Seul acusa Coreia do Norte de afundar navio militar

Governo da Coreia do Sul afirma que vai tomar "medidas firmes" contra Pyongyang

iG São Paulo |

A Coreia do Sul acusou formalmente a Coreia do Norte nesta quinta-feira de torpedear um de seus navios de guerra, elevando a tensão na região e testando a posição da China , principal apoiador internacional de Pyongyang.

A Coreia do Sul disse que tomará medidas "firmes" contra o país vizinho, que respondeu afirmando estar pronto para a guerra caso Seul e seus aliados decidam impor sanções.

Um relatório de investigadores, incluindo especialistas de Estados Unidos, Austrália, Grã-Bretanha e Suécia, concluiu que um submarino norte-coreano disparou o torpedo que afundou a corveta Cheonan em março, matando 46 marinheiros. "Não há outra explicação plausível", afirma o documento.

Reuters
Militar sul-coreano exibe parte de torpedo supostamente lançado pela Coreia do Norte

A condenação internacional ao episódio foi imediata, com exceção da China, que, segundo analistas, está desesperada para evitar uma desestabilização da Coreia do Norte que provoque uma onda de refugiados para dentro do território chinês.

Uma autoridade de alto escalão do governo sul-coreano disse que o ataque parece ser uma vingança de uma troca de disparos no final do ano passado na fronteira marítima que os dois países disputam no qual a Marinha norte-coreana foi humilhada.

O secretário-geral da Organização das Nações Unidas, Ban Ki-moon, classificou de profundamente problemáticas as conclusões do relatório.

Tanto Estados Unidos quanto Grã-Bretanha deram apoio ao documento, e a Casa Branca disse que a Coreia do Norte cometeu um ato de agressão que é outro sinal do comportamento inaceitável do país.

O Japão descartou a retomada das negociações sobre desarmamento nuclear com a Coreia do Norte e disse que os Estados Unidos apoiam essa visão de que conversas para ajudar Pyongyang em troca de uma promessa do país de desistir das armas nucleares é impensável.

O porta-voz do Ministério do Exterior chinês Ma Zhaoxu fez um apelo para que os dois lados da disputa na Península Coreana exerçam o comedimento e disse que Pequim fará sua avaliação própria da investigação sul-coreana.

China pede diálogo

A China qualificou como "um infeliz incidente" o afundamento do navio de guerra sul-coreano e expressou que espera o fato se resolva mediante o diálogo entre as duas partes.

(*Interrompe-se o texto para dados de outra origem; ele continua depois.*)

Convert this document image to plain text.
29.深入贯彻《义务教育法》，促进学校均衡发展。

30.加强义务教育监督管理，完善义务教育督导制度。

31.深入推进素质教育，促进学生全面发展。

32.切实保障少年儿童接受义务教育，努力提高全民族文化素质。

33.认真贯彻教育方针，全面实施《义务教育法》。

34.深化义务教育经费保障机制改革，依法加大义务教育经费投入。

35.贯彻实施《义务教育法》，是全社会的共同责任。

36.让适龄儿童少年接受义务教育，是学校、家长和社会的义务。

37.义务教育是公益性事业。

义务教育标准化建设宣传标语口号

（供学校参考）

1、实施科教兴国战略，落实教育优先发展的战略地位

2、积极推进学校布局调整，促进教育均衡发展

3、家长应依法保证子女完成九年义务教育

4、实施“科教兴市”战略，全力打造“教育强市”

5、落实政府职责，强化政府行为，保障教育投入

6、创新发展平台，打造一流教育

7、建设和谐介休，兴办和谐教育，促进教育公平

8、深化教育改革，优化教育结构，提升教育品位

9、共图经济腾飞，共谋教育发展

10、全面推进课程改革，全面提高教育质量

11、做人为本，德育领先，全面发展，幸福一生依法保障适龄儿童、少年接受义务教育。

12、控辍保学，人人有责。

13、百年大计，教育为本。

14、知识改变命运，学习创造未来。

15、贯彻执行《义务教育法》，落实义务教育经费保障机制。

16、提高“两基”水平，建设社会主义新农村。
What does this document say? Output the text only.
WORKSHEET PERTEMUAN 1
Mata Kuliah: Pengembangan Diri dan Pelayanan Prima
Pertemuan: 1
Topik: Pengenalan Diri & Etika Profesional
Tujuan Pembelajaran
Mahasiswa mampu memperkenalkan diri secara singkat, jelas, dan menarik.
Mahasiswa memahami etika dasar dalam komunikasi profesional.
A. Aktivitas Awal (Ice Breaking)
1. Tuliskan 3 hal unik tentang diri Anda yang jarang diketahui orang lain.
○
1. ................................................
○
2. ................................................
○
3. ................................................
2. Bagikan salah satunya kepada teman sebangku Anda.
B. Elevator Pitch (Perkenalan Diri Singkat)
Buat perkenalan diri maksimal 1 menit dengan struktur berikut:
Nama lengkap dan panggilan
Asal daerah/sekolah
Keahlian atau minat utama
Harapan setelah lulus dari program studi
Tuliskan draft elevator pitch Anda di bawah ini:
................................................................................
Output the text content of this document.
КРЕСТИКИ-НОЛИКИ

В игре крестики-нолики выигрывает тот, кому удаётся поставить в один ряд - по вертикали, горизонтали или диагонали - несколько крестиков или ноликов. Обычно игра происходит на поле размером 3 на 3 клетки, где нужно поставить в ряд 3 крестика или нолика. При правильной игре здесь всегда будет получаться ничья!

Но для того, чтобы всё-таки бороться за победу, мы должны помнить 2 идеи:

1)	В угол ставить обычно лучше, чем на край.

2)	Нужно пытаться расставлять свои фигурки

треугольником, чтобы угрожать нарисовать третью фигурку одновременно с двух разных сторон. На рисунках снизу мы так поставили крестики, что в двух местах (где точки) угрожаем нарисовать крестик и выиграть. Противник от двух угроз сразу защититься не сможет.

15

"Trata-se de um infeliz incidente, e esperamos que se resolva, em nome da paz e da estabilidade da região", destacou em entrevista coletiva o vice-ministro de Assuntos Exteriores Cui Tiankai, que não citou uma possível mediação da China - principal aliada da Coreia do Norte - para resolver o possível conflito.

Cui assegurou que a China já mostrou anteriormente sua preocupação com o assunto, expressando condolências aos líderes da Coreia do Sul por intermédio de seu presidente, Hu Jintao, e do ministro de Assuntos Exteriores, Yang Jiechi, em seus encontros com autoridades sul-coreanas durante as últimas semanas.

Mercado financeiro

Os temores de escalada nas tensões pesaram sobre os mercados financeiros da Coreia do Sul, já preocupados com a possibilidade de os investidores retirarem seu dinheiro do país por conta dos temores com as finanças globais.

"As notícias sobre o torpedo da Coreia do Norte não são novas, mas o aumento das tensões em torno desse caso está causando desânimo", disse Cho Yong-hyun, analista da Hana Daetoo Securities.

Naufrágio em abril

A embarcação militar Cheonan naufragou perto de um trecho de fronteira marítima disputada entre as duas Coreias.

AFP
Destroços do navio Cheonan foram içados em abril para investigação sobre naufrágio

Mesmo se a culpa for atribuída a Pyongyang, há pouco que Seul possa fazer, segundo analistas, porque uma reação militar poderia prejudicar a rápida recuperação econômica sul-coreana, além de fortalecer internamente o regime comunista norte-americano.

Sob o governo de Lee, a Coreia do Sul abandonou a ajuda incondicional ao Norte, de modo a pressionar o miserável vizinho a abrir mão de suas armas, especialmente as atômicas.

A reclusa Coreia do Norte negou envolvimento com o naufrágio na costa oeste da península, cenário de duas letais batalhas navais na última década. Pyongyang acusou Lee de usar o incidente para obter benefícios políticos antes das eleições locais sul-coreanas de junho.